Narges Mohammadi in kritischem Zustand: Nobelpreisträgerin im Herzzentrum – Appell der Familie
Die gesundheitliche Lage der inhaftierten iranischen Friedensnobelpreisträgerin Narges Mohammadi hat sich dramatisch zugespitzt. Nach Angaben der von ihrer Familie geführten Stiftung liegt die 52-Jährige seit Freitag auf der Intensivstation eines Krankenhauses in der nordwestiranischen Stadt Zandschan. Ihr Zustand sei kritisch, der Blutdruck schwanke lebensgefährlich, und die Behandlung beschränke sich derzeit auf Sauerstofftherapie. Die Stiftung spricht von einem „katastrophalen Verfall“ – offenbar erlitt Mohammadi zwei Bewusstlosigkeiten und eine schwere Herzkrise. Ihre Tochter Kiana Rahmani appellierte aus dem Exil an die iranischen Behörden: „Lasst sie frei, sonst wird sie sterben.“ Sie berichtet, das Herz der Mutter sei nach über zehn Jahren Haft und zahlreichen Hungerstreiks erschöpft, ein bereits eingesetzter Stent reiche nicht mehr aus. Die Ärzte hätten der Familie mitgeteilt, dass eine echte Diagnose erst möglich sei, wenn Mohammadi von ihrem eigenen medizinischen Team untersucht werden könne – was die Haftbedingungen faktisch als lebensbedrohlich entlarvt.

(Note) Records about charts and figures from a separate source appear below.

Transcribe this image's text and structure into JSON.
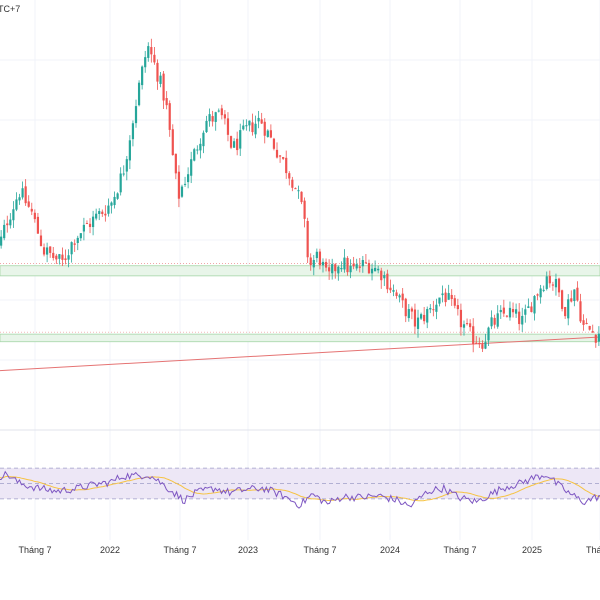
{
  "header": {
    "timezone_fragment": "TC+7"
  },
  "colors": {
    "up": "#26a69a",
    "down": "#ef5350",
    "zone_fill": "#e8f5e9",
    "zone_border": "#a5d6a7",
    "trendline": "#e57373",
    "rsi_line": "#7e57c2",
    "rsi_ma": "#f6c343",
    "rsi_band": "#ede7f6",
    "rsi_band_border": "#9e9ec8",
    "grid": "#f0f3fa"
  },
  "chart_data": [
    {
      "type": "candlestick",
      "x_axis": {
        "tick_labels": [
          "Tháng 7",
          "2022",
          "Tháng 7",
          "2023",
          "Tháng 7",
          "2024",
          "Tháng 7",
          "2025",
          "Thá"
        ]
      },
      "price_anchors": [
        {
          "t": 0,
          "v": 150
        },
        {
          "t": 0.02,
          "v": 182
        },
        {
          "t": 0.04,
          "v": 205
        },
        {
          "t": 0.06,
          "v": 188
        },
        {
          "t": 0.08,
          "v": 158
        },
        {
          "t": 0.11,
          "v": 148
        },
        {
          "t": 0.13,
          "v": 168
        },
        {
          "t": 0.16,
          "v": 182
        },
        {
          "t": 0.19,
          "v": 195
        },
        {
          "t": 0.21,
          "v": 220
        },
        {
          "t": 0.235,
          "v": 285
        },
        {
          "t": 0.25,
          "v": 320
        },
        {
          "t": 0.265,
          "v": 300
        },
        {
          "t": 0.28,
          "v": 275
        },
        {
          "t": 0.3,
          "v": 200
        },
        {
          "t": 0.32,
          "v": 225
        },
        {
          "t": 0.345,
          "v": 260
        },
        {
          "t": 0.37,
          "v": 265
        },
        {
          "t": 0.39,
          "v": 238
        },
        {
          "t": 0.41,
          "v": 252
        },
        {
          "t": 0.435,
          "v": 262
        },
        {
          "t": 0.45,
          "v": 248
        },
        {
          "t": 0.47,
          "v": 230
        },
        {
          "t": 0.49,
          "v": 212
        },
        {
          "t": 0.505,
          "v": 188
        },
        {
          "t": 0.515,
          "v": 145
        },
        {
          "t": 0.53,
          "v": 155
        },
        {
          "t": 0.545,
          "v": 135
        },
        {
          "t": 0.565,
          "v": 150
        },
        {
          "t": 0.585,
          "v": 142
        },
        {
          "t": 0.61,
          "v": 148
        },
        {
          "t": 0.635,
          "v": 140
        },
        {
          "t": 0.66,
          "v": 120
        },
        {
          "t": 0.69,
          "v": 100
        },
        {
          "t": 0.715,
          "v": 112
        },
        {
          "t": 0.735,
          "v": 125
        },
        {
          "t": 0.755,
          "v": 108
        },
        {
          "t": 0.78,
          "v": 90
        },
        {
          "t": 0.8,
          "v": 86
        },
        {
          "t": 0.815,
          "v": 100
        },
        {
          "t": 0.84,
          "v": 110
        },
        {
          "t": 0.865,
          "v": 102
        },
        {
          "t": 0.885,
          "v": 122
        },
        {
          "t": 0.905,
          "v": 138
        },
        {
          "t": 0.92,
          "v": 130
        },
        {
          "t": 0.935,
          "v": 112
        },
        {
          "t": 0.95,
          "v": 128
        },
        {
          "t": 0.965,
          "v": 98
        },
        {
          "t": 0.985,
          "v": 92
        },
        {
          "t": 1,
          "v": 96
        }
      ],
      "price_range": [
        40,
        340
      ],
      "zones": [
        {
          "from": 138,
          "to": 146
        },
        {
          "from": 86,
          "to": 92
        }
      ],
      "trendline": [
        {
          "t": 0,
          "v": 63
        },
        {
          "t": 1,
          "v": 90
        }
      ],
      "grid": true,
      "legend": "none"
    },
    {
      "type": "line",
      "name": "",
      "rsi_anchors": [
        {
          "t": 0,
          "v": 58
        },
        {
          "t": 0.02,
          "v": 62
        },
        {
          "t": 0.04,
          "v": 50
        },
        {
          "t": 0.07,
          "v": 44
        },
        {
          "t": 0.1,
          "v": 40
        },
        {
          "t": 0.13,
          "v": 43
        },
        {
          "t": 0.16,
          "v": 48
        },
        {
          "t": 0.19,
          "v": 52
        },
        {
          "t": 0.21,
          "v": 60
        },
        {
          "t": 0.235,
          "v": 60
        },
        {
          "t": 0.25,
          "v": 62
        },
        {
          "t": 0.265,
          "v": 55
        },
        {
          "t": 0.29,
          "v": 40
        },
        {
          "t": 0.31,
          "v": 28
        },
        {
          "t": 0.33,
          "v": 38
        },
        {
          "t": 0.36,
          "v": 44
        },
        {
          "t": 0.385,
          "v": 38
        },
        {
          "t": 0.41,
          "v": 42
        },
        {
          "t": 0.44,
          "v": 44
        },
        {
          "t": 0.47,
          "v": 35
        },
        {
          "t": 0.5,
          "v": 22
        },
        {
          "t": 0.52,
          "v": 36
        },
        {
          "t": 0.545,
          "v": 24
        },
        {
          "t": 0.57,
          "v": 33
        },
        {
          "t": 0.6,
          "v": 32
        },
        {
          "t": 0.63,
          "v": 34
        },
        {
          "t": 0.66,
          "v": 28
        },
        {
          "t": 0.68,
          "v": 20
        },
        {
          "t": 0.71,
          "v": 40
        },
        {
          "t": 0.735,
          "v": 44
        },
        {
          "t": 0.76,
          "v": 32
        },
        {
          "t": 0.79,
          "v": 26
        },
        {
          "t": 0.81,
          "v": 35
        },
        {
          "t": 0.835,
          "v": 45
        },
        {
          "t": 0.86,
          "v": 50
        },
        {
          "t": 0.885,
          "v": 58
        },
        {
          "t": 0.905,
          "v": 62
        },
        {
          "t": 0.92,
          "v": 50
        },
        {
          "t": 0.94,
          "v": 38
        },
        {
          "t": 0.965,
          "v": 26
        },
        {
          "t": 0.985,
          "v": 32
        },
        {
          "t": 1,
          "v": 36
        }
      ],
      "rsi_range": [
        0,
        100
      ],
      "bands": [
        30,
        50,
        70
      ]
    }
  ]
}
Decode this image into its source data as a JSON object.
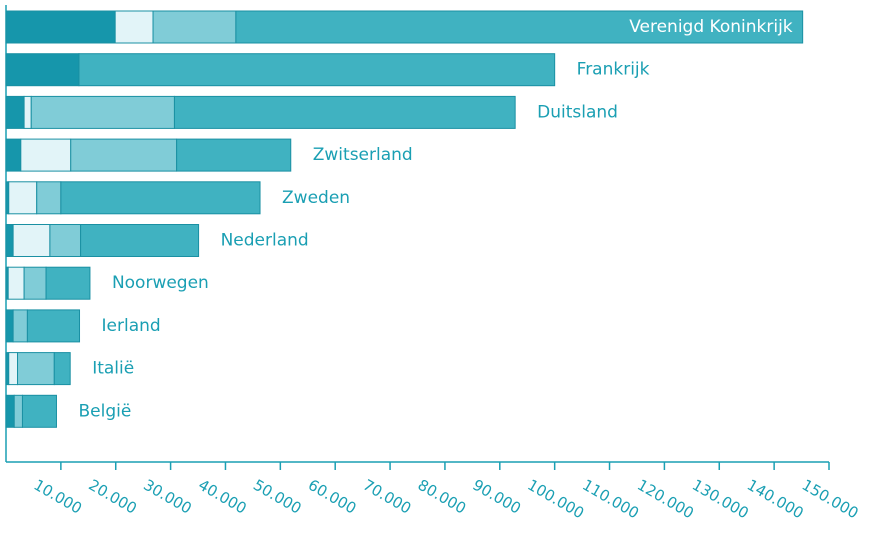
{
  "chart_data": {
    "type": "stacked-barh",
    "categories": [
      "Verenigd Koninkrijk",
      "Frankrijk",
      "Duitsland",
      "Zwitserland",
      "Zweden",
      "Nederland",
      "Noorwegen",
      "Ierland",
      "Italië",
      "België"
    ],
    "series": [
      {
        "color": "#1696ab",
        "values": [
          19900,
          13300,
          3300,
          2700,
          500,
          1300,
          400,
          1300,
          500,
          1500
        ]
      },
      {
        "color": "#e2f4f8",
        "values": [
          6900,
          0,
          1300,
          9100,
          5100,
          6700,
          2900,
          0,
          1600,
          0
        ]
      },
      {
        "color": "#80ccd7",
        "values": [
          15100,
          0,
          26100,
          19300,
          4400,
          5600,
          4000,
          2600,
          6700,
          1500
        ]
      },
      {
        "color": "#40b2c1",
        "values": [
          103300,
          86700,
          62100,
          20800,
          36300,
          21500,
          8000,
          9500,
          2900,
          6200
        ]
      }
    ],
    "xlim": [
      0,
      150000
    ],
    "xticks": [
      {
        "value": 10000,
        "label": "10.000"
      },
      {
        "value": 20000,
        "label": "20.000"
      },
      {
        "value": 30000,
        "label": "30.000"
      },
      {
        "value": 40000,
        "label": "40.000"
      },
      {
        "value": 50000,
        "label": "50.000"
      },
      {
        "value": 60000,
        "label": "60.000"
      },
      {
        "value": 70000,
        "label": "70.000"
      },
      {
        "value": 80000,
        "label": "80.000"
      },
      {
        "value": 90000,
        "label": "90.000"
      },
      {
        "value": 100000,
        "label": "100.000"
      },
      {
        "value": 110000,
        "label": "110.000"
      },
      {
        "value": 120000,
        "label": "120.000"
      },
      {
        "value": 130000,
        "label": "130.000"
      },
      {
        "value": 140000,
        "label": "140.000"
      },
      {
        "value": 150000,
        "label": "150.000"
      }
    ]
  }
}
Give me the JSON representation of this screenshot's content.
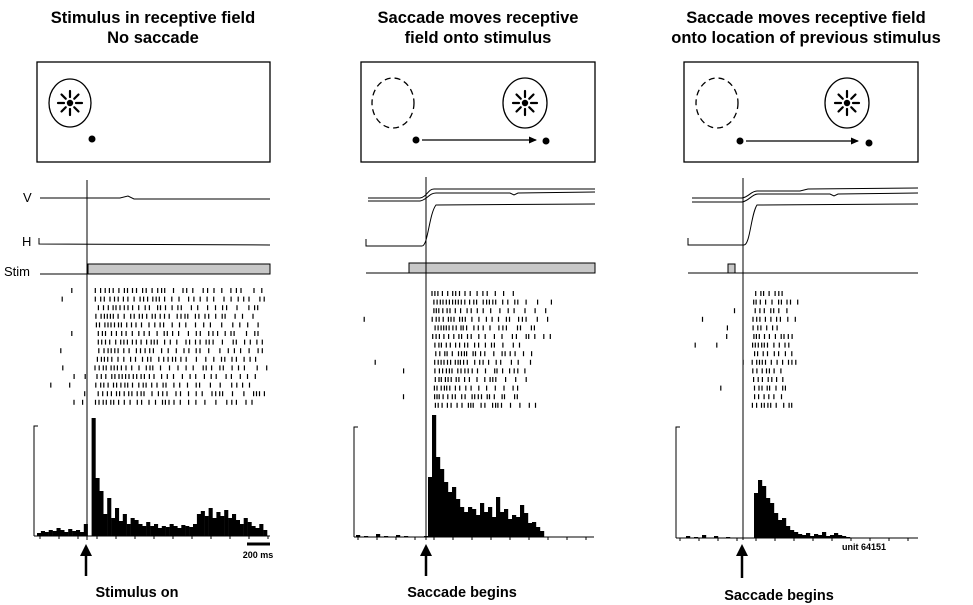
{
  "panels": [
    {
      "id": "left",
      "title_lines": [
        "Stimulus in receptive field",
        "No saccade"
      ],
      "caption": "Stimulus on",
      "saccade": false,
      "field_solid": true,
      "stim_flash": false
    },
    {
      "id": "middle",
      "title_lines": [
        "Saccade moves receptive",
        "field onto stimulus"
      ],
      "caption": "Saccade begins",
      "saccade": true,
      "field_solid": false,
      "stim_flash": false
    },
    {
      "id": "right",
      "title_lines": [
        "Saccade moves receptive field",
        "onto location of previous stimulus"
      ],
      "caption": "Saccade begins",
      "saccade": true,
      "field_solid": false,
      "stim_flash": true
    }
  ],
  "trace_labels": {
    "v": "V",
    "h": "H",
    "stim": "Stim"
  },
  "scale_bar_label": "200 ms",
  "unit_label": "unit 64151"
}
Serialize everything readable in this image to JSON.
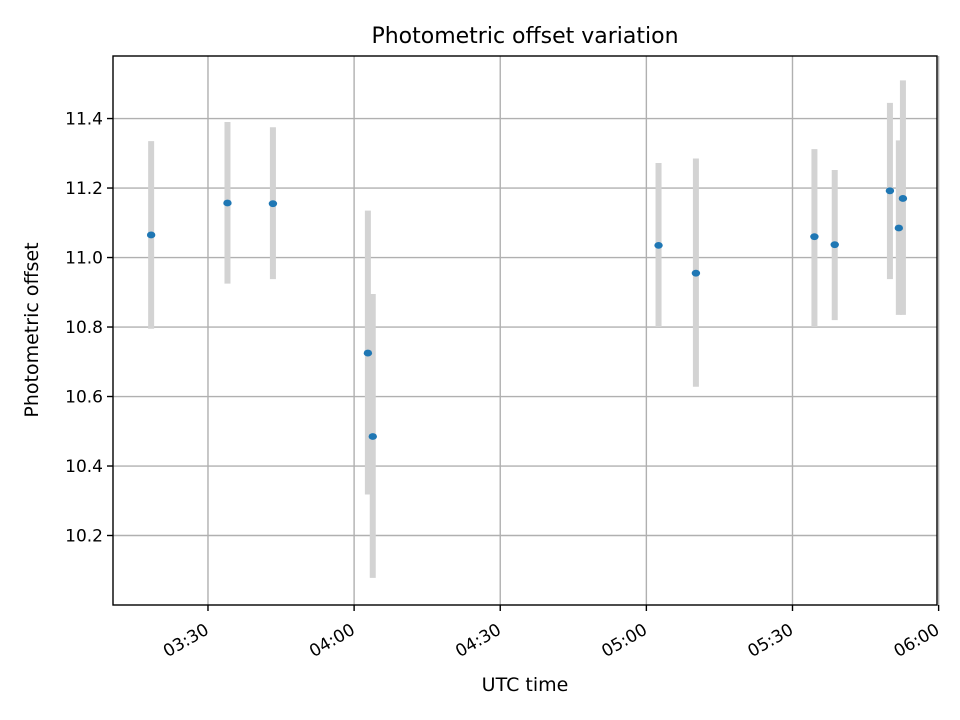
{
  "chart_data": {
    "type": "scatter",
    "title": "Photometric offset variation",
    "xlabel": "UTC time",
    "ylabel": "Photometric offset",
    "x_unit": "minutes after 03:00 UTC",
    "xlim": [
      "03:10:30",
      "05:59:40"
    ],
    "ylim": [
      10.0,
      11.58
    ],
    "grid": true,
    "xticks": [
      {
        "t": 30,
        "label": "03:30"
      },
      {
        "t": 60,
        "label": "04:00"
      },
      {
        "t": 90,
        "label": "04:30"
      },
      {
        "t": 120,
        "label": "05:00"
      },
      {
        "t": 150,
        "label": "05:30"
      },
      {
        "t": 180,
        "label": "06:00"
      }
    ],
    "yticks": [
      {
        "v": 10.2,
        "label": "10.2"
      },
      {
        "v": 10.4,
        "label": "10.4"
      },
      {
        "v": 10.6,
        "label": "10.6"
      },
      {
        "v": 10.8,
        "label": "10.8"
      },
      {
        "v": 11.0,
        "label": "11.0"
      },
      {
        "v": 11.2,
        "label": "11.2"
      },
      {
        "v": 11.4,
        "label": "11.4"
      }
    ],
    "points": [
      {
        "time": "03:18:20",
        "t": 18.33,
        "y": 11.065,
        "lo": 10.795,
        "hi": 11.335
      },
      {
        "time": "03:34:00",
        "t": 34.0,
        "y": 11.157,
        "lo": 10.925,
        "hi": 11.39
      },
      {
        "time": "03:43:20",
        "t": 43.33,
        "y": 11.155,
        "lo": 10.938,
        "hi": 11.375
      },
      {
        "time": "04:02:50",
        "t": 62.83,
        "y": 10.725,
        "lo": 10.318,
        "hi": 11.135
      },
      {
        "time": "04:03:50",
        "t": 63.83,
        "y": 10.485,
        "lo": 10.078,
        "hi": 10.895
      },
      {
        "time": "05:02:30",
        "t": 122.5,
        "y": 11.035,
        "lo": 10.8,
        "hi": 11.272
      },
      {
        "time": "05:10:10",
        "t": 130.17,
        "y": 10.955,
        "lo": 10.628,
        "hi": 11.285
      },
      {
        "time": "05:34:30",
        "t": 154.5,
        "y": 11.06,
        "lo": 10.8,
        "hi": 11.312
      },
      {
        "time": "05:38:40",
        "t": 158.67,
        "y": 11.037,
        "lo": 10.82,
        "hi": 11.252
      },
      {
        "time": "05:50:00",
        "t": 170.0,
        "y": 11.192,
        "lo": 10.938,
        "hi": 11.445
      },
      {
        "time": "05:51:50",
        "t": 171.83,
        "y": 11.085,
        "lo": 10.835,
        "hi": 11.337
      },
      {
        "time": "05:52:40",
        "t": 172.67,
        "y": 11.17,
        "lo": 10.835,
        "hi": 11.51
      }
    ],
    "colors": {
      "marker": "#1f77b4",
      "errorbar": "#d3d3d3",
      "grid": "#b0b0b0"
    }
  }
}
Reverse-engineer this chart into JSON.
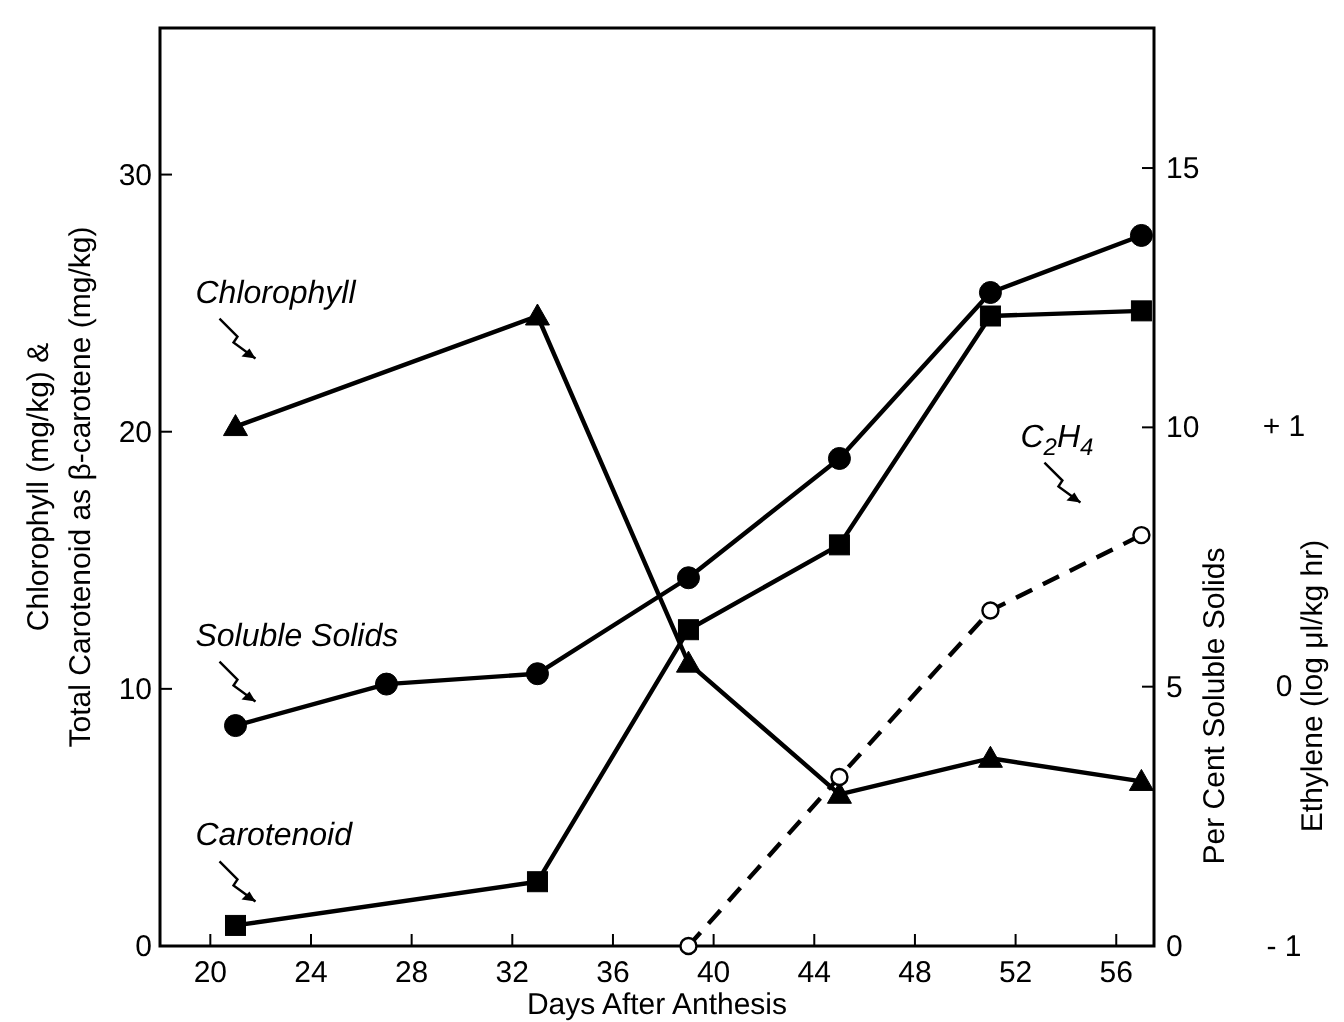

Aus Teheraner Sicht ist der Fall heikel. Das Regime hatte Mohammadi 2023 den Friedensnobelpreis verliehen bekommen, während sie bereits inhaftiert war – eine peinliche Anerkennung ihres Kampfes für Frauenrechte und gegen die Todesstrafe. Nun wirft die Familie den Behörden vor, zu lange gezögert und die Überstellung ins Krankenhaus als „Last-Minute-Aktion“ durchgeführt zu haben. Aus Washingtoner Perspektive betont das US-Außenministerium seit Langem die systemische Missachtung von Gefangenenrechten in Iran. Mohammadi gilt als Symbolfigur der Protestbewegung „Frau, Leben, Freiheit“, die 2022 die Islamische Republik erschütterte. In europäischen Hauptstädten, insbesondere in Berlin, Paris und Bern, wächst der Druck auf die iranische Führung: Menschenrechtsorganisationen fordern sofortige medizinische Evakuierung. Für Deutschland, Österreich und die Schweiz, die selbst mit iranischen Dissidenten in Kontakt stehen, ist der Fall ein Prüfstein für den Umgang mit politischen Gefangenen – diplomatische Interventionen bleiben jedoch bislang wirkungslos.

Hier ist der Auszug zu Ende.